PubMed Abstract | CrossRef Full Text | Google Scholar

McCloy, R., Rogers, S., Caldon, E., Lorca, T., Castro, A., and Burgess, A. (2014). Gedeeltelijke remming van Cdk1 in G2 fase overruled de SAC en ontkoppelt mitotische gebeurtenissen. Cell Cycle 13, 1400-1412. doi: 10.4161/cc.28401

PubMed Abstract | CrossRef Full Text | Google Scholar

McKenney, P. T., Driks, A., and Eichemberger, P. (2012). De Bacillus subtilis endospore: assemblage en functies van de meerlagige mantel. Nat.

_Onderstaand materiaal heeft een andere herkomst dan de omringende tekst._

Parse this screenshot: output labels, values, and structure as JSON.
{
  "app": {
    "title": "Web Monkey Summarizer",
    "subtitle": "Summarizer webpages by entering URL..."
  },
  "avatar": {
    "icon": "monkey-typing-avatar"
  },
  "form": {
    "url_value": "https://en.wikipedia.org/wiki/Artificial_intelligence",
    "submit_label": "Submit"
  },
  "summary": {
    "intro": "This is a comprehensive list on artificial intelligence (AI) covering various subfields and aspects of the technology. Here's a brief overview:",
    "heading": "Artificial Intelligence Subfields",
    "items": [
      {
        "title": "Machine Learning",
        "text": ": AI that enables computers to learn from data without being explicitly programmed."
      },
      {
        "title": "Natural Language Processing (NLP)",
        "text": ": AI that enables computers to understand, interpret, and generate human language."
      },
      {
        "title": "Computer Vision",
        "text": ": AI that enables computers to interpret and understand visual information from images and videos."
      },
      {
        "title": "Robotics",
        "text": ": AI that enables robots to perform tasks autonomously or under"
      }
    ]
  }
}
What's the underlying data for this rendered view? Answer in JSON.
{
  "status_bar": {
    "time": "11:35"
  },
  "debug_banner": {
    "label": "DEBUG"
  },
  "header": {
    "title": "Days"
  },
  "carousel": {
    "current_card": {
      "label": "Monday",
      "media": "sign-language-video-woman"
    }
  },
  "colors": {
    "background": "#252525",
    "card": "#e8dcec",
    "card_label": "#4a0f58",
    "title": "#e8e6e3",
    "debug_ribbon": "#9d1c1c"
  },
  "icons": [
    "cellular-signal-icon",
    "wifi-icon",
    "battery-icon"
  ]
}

Rev. Microbiol. 11, 33-44. doi: 10.1038/nrmicro2921

PubMed Abstract | CrossRef Full Text | Google Scholar

Nicholson, W. L., and Setlow, P. (1990). “Sporulation, germination and out-growth,” in Molecular biological methods for Bacillus, eds C. Harwood and S. Cutting (Chichester: John Wiley and Sons), 391-450.

Google Scholar

Nishihara, T., Takubo, Y., Kawamata, E., Koshikawa, T., Ogaki, J., and Kondo, M. (1989). Rol van de buitenmantel in de resistentie van Bacillus megaterium spore. J. Biochem. 106, 270-273.

PubMed Abstract | Google Scholar

Pesce, G., Rusciano, G., Sirec, T., Isticato, R., Sasso, A., and Ricca, E. (2014). Metingen van oppervlaktelading en hydrodynamische coëfficiënt van Bacillus subtilis spore met behulp van een optisch pincet. Colloids Surf. B Biointerfaces 116C, 568-575. doi: 10.1016/j.colsurfb.2014.01.039

PubMed Abstract | CrossRef Full Text | Google Scholar

Ricca, E., Baccigalupi, L., Cangiano, G., De Felice, M., and Isticato, R. (2014). Mucosale vaccintoediening door niet-recombinante sporen van Bacillus subtilis. Microb. Cell Fact. 13, 115. doi: 10.1186/s12934-014-0115-2

PubMed Abstract | CrossRef Full Text | Google Scholar

Rosso, M. L., and Vary, P. S. (2005). Distributie van Bacillus megaterium QM B1551 plasmiden onder andere B. megaterium stammen en Bacillus species. Plasmid 53, 205-217. doi: 10.1016/j.plasmid.2004.10.005

PubMed Abstract | CrossRef Full Text | Google Scholar

Rusciano, G. Zito, G., Isticato, R., Sirec, T., Ricca, E., Bailo, E., and Sasso, A. (2014). Nanoschaal chemische beeldvorming van Bacillus subtilis sporen door het combineren van tip-enhanced Raman scattering en geavanceerde statistische tools. ACS Nano 8, 12300-12309. doi: 10.1021/nn504595k

PubMed Abstract | CrossRef Full Text | Google Scholar

Sirec, T., Strazzulli, A., Isticato, R., De Felice, M., Moracci, M., and Ricca, E. (2012). Adsorptie van beta-galactosidase van Alicyclobacillus acidocaldarius aan wild type en mutanten sporen van Bacillus subtilis. Microb. Cell Fact. 11:100. doi: 10.1186/1475-2859-11-100

PubMed Abstract | CrossRef Full Text | Google Scholar

Stewart, G. C. (2015). De Exosporium laag van bacteriële sporen: een verbinding met de omgeving en de geïnfecteerde gastheer. Microbiol. Mol. Biol. Rev. 79, 437-457. doi: 10.1128/MMBR.00050-15

PubMed Abstract | CrossRef Full Text | Google Scholar

Vary, P. S., Biedendieck, R., Fuerch, T., Meinhardt, F., Rohde, M., Deckwer, W. -D., et al. (2007). Bacillus megaterium – van eenvoudige bodembacterie tot gastheer voor industriële eiwitproductie. Toepassing Microbiol. Biotechnol. 76, 957-967 doi: 10.1007/s00253-007-1089-3

PubMed Abstract | CrossRef Full Text | Google Scholar

Youngman, P., Perkins, J. B., and Losick, R. (1984). A novel method for the rapid cloning in Escherichia coli of Bacillus subtilis chromosomal DNA adjacent to Tn917 insertion. Mol. Gen. Genet. 195, 424-433. doi: 10.1007/BF00341443

CrossRef Full Text | Google Scholar

Geef een antwoord

Het e-mailadres wordt niet gepubliceerd.